Confess, Apologize, Ask Forgiveness–What’s the Difference?

Over the years, after coming clean with my wife and working with other men who want to make a change in their marriages by dealing with hidden sin and its consequences, I have found time and again that folks don’t know the difference between asking forgiveness and apologizing, or just telling a story and confessing sin. I think it is extremely important to use the right words and phrasing when working on reconciliation with someone you have sinned against. Using specific words and asking specific things transforms your thinking, and very much indicates whether or not you are taking Personal Responsibility for your sin.

As an example, I could go to my wife, take her hand, look her in the eyes and say, “Honey, I need to tell you…yesterday I went to a pornographic website and watched movies for a couple of hours.” It is surprising how many men think that qualifies as a confession, and they expect to hear, “I forgive you,” as a response. On the contrary–I did not even confess to my wife, much less ask her to forgive me! I just gave her a recital of facts.

I look at 1 John 1:9 and the word used for “confess” is ὁμολογῶμεν. The definition/connotation of that Greek term, per Strong’s, is “to say the same thing as another, i.e. to agree with, assent”. It means you agree with God or others regarding what you have done. That goes way beyond just stating what was done. A confession would be, “Honey, I know it was wrong, but yesterday I downloaded and watched a pornographic movie. I betrayed your trust and sinned against you.”  That states what was done and agrees that it was a sin. 

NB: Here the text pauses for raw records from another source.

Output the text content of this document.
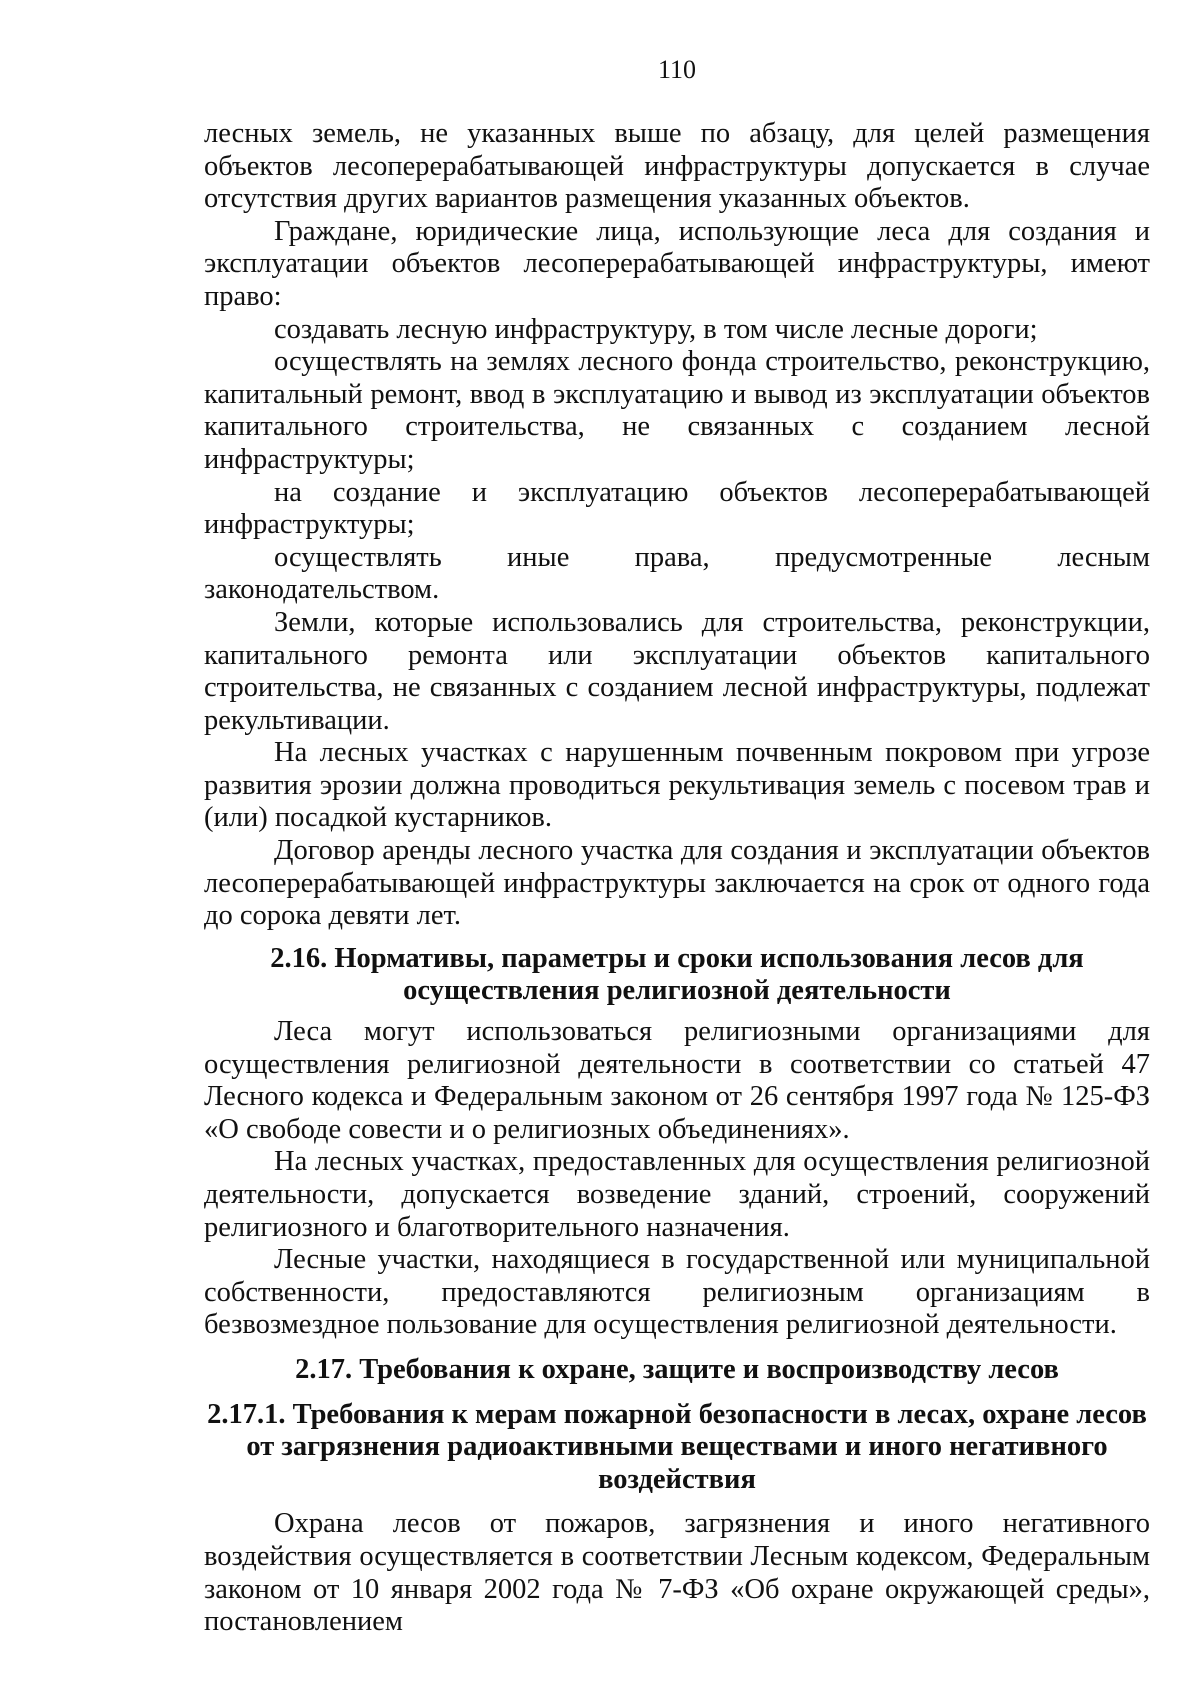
110

лесных земель, не указанных выше по абзацу, для целей размещения объектов лесоперерабатывающей инфраструктуры допускается в случае отсутствия других вариантов размещения указанных объектов.

Граждане, юридические лица, использующие леса для создания и эксплуатации объектов лесоперерабатывающей инфраструктуры, имеют право:

создавать лесную инфраструктуру, в том числе лесные дороги;

осуществлять на землях лесного фонда строительство, реконструкцию, капитальный ремонт, ввод в эксплуатацию и вывод из эксплуатации объектов капитального строительства, не связанных с созданием лесной инфраструктуры;

на создание и эксплуатацию объектов лесоперерабатывающей инфраструктуры;

осуществлять иные права, предусмотренные лесным законодательством.

Земли, которые использовались для строительства, реконструкции, капитального ремонта или эксплуатации объектов капитального строительства, не связанных с созданием лесной инфраструктуры, подлежат рекультивации.

На лесных участках с нарушенным почвенным покровом при угрозе развития эрозии должна проводиться рекультивация земель с посевом трав и (или) посадкой кустарников.

Договор аренды лесного участка для создания и эксплуатации объектов лесоперерабатывающей инфраструктуры заключается на срок от одного года до сорока девяти лет.

2.16. Нормативы, параметры и сроки использования лесов для осуществления религиозной деятельности

Леса могут использоваться религиозными организациями для осуществления религиозной деятельности в соответствии со статьей 47 Лесного кодекса и Федеральным законом от 26 сентября 1997 года № 125-ФЗ «О свободе совести и о религиозных объединениях».

На лесных участках, предоставленных для осуществления религиозной деятельности, допускается возведение зданий, строений, сооружений религиозного и благотворительного назначения.

Лесные участки, находящиеся в государственной или муниципальной собственности, предоставляются религиозным организациям в безвозмездное пользование для осуществления религиозной деятельности.

2.17. Требования к охране, защите и воспроизводству лесов
2.17.1. Требования к мерам пожарной безопасности в лесах, охране лесов от загрязнения радиоактивными веществами и иного негативного воздействия

Охрана лесов от пожаров, загрязнения и иного негативного воздействия осуществляется в соответствии Лесным кодексом, Федеральным законом от 10 января 2002 года № 7-ФЗ «Об охране окружающей среды», постановлением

It does not apologize or ask forgiveness for what was done, so it should not expect an “I forgive you” as a response (even though God says he is faithful and just to forgive our sins if we confess them to him). 

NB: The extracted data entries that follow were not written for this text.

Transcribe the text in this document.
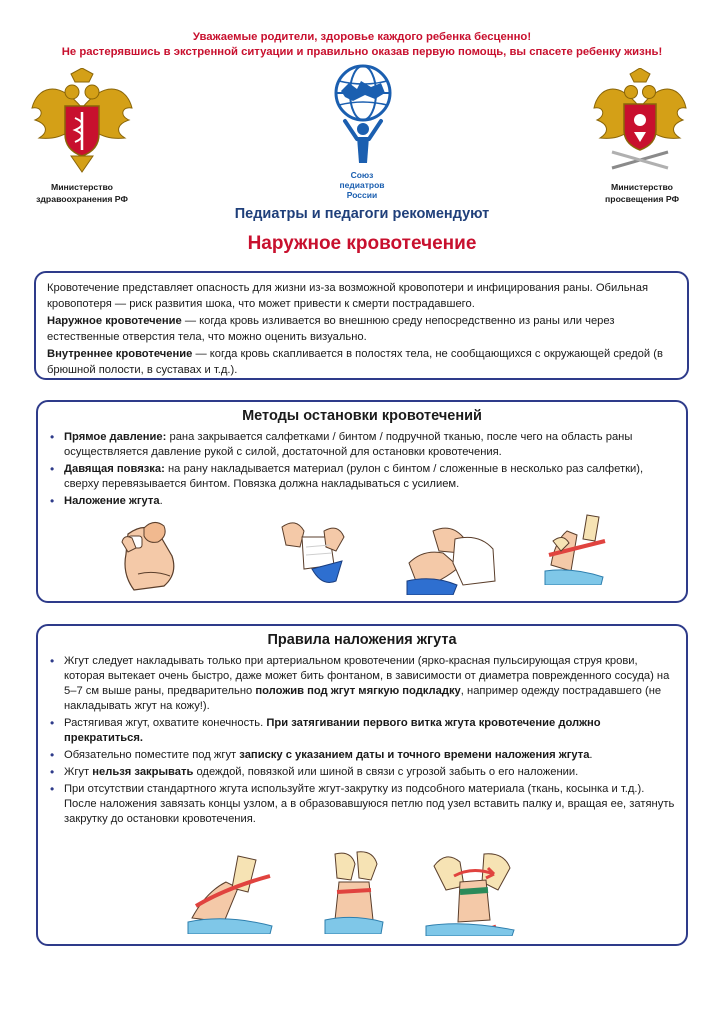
Уважаемые родители, здоровье каждого ребенка бесценно!
Не растерявшись в экстренной ситуации и правильно оказав первую помощь, вы спасете ребенку жизнь!
Министерство
здравоохранения РФ
Союз
педиатров
России
Министерство
просвещения РФ
Педиатры и педагоги рекомендуют
Наружное кровотечение

Кровотечение представляет опасность для жизни из-за возможной кровопотери и инфицирования раны. Обильная кровопотеря — риск развития шока, что может привести к смерти пострадавшего.

Наружное кровотечение — когда кровь изливается во внешнюю среду непосредственно из раны или через естественные отверстия тела, что можно оценить визуально.

Внутреннее кровотечение — когда кровь скапливается в полостях тела, не сообщающихся с окружающей средой (в брюшной полости, в суставах и т.д.).

Методы остановки кровотечений
• Прямое давление: рана закрывается салфетками / бинтом / подручной тканью, после чего на область раны осуществляется давление рукой с силой, достаточной для остановки кровотечения.
• Давящая повязка: на рану накладывается материал (рулон с бинтом / сложенные в несколько раз салфетки), сверху перевязывается бинтом. Повязка должна накладываться с усилием.
• Наложение жгута.
Правила наложения жгута
• Жгут следует накладывать только при артериальном кровотечении (ярко-красная пульсирующая струя крови, которая вытекает очень быстро, даже может бить фонтаном, в зависимости от диаметра поврежденного сосуда) на 5–7 см выше раны, предварительно положив под жгут мягкую подкладку, например одежду пострадавшего (не накладывать жгут на кожу!).
• Растягивая жгут, охватите конечность. При затягивании первого витка жгута кровотечение должно прекратиться.
• Обязательно поместите под жгут записку с указанием даты и точного времени наложения жгута.
• Жгут нельзя закрывать одеждой, повязкой или шиной в связи с угрозой забыть о его наложении.
• При отсутствии стандартного жгута используйте жгут-закрутку из подсобного материала (ткань, косынка и т.д.). После наложения завязать концы узлом, а в образовавшуюся петлю под узел вставить палку и, вращая ее, затянуть закрутку до остановки кровотечения.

Speaking of an apology, what is the difference between apologizing and asking forgiveness?

An apology is saying you’re sorry, such as saying, “I’m so sorry!” Or “My apologies!” when you accidentally run into someone while walking through the store. It is not tied to sin, since an apology does not express having committed one. “Sorry” is an even more dangerous term when dealing with sin because too often it means “I wish I hadn’t done that; I don’t like the backlash.” Sometimes it just means, “I’m sorry I got caught. I’ll be more careful next time.”

Asking forgiveness combines confession and asking someone to forgive you for sinning against them. For example, “I downloaded a porn movie and watched it yesterday. I know it was very wrong of me to do so. I sinned against you, and betrayed your trust by committing adultery against you. Will you please forgive me?”

Can you see the difference?

So why is the correct language important?

Being intentional in thought, language, action–everything– is a huge part of breaking free from bondage to sin. 

And repairing broken relationships. 

And building trust. 

And brokenness.

Using specific, intentional language requires that you think about what you say, which over time helps to renew your mind. It is a big part of taking Personal Responsibility for your sin, acknowledging that you have hurt others and damaged relationships by your actions. Over time, when you are tempted to sin you will recall what you are going to have to say to those whom you sin against, and it will change your behavior.

There is more to the conversation. After confessing and asking forgiveness, you need to ask, “Is there anything else you need to hear me say?” Then, once you have gone through everything that needs to be said, ask, “How does my sin make you feel?” That will lead to another round of confessions and asking forgiveness. Keep cycling through until everything has been discussed and worked through. It takes time, but the resulting reconciliation and change in the way you think is well worth it!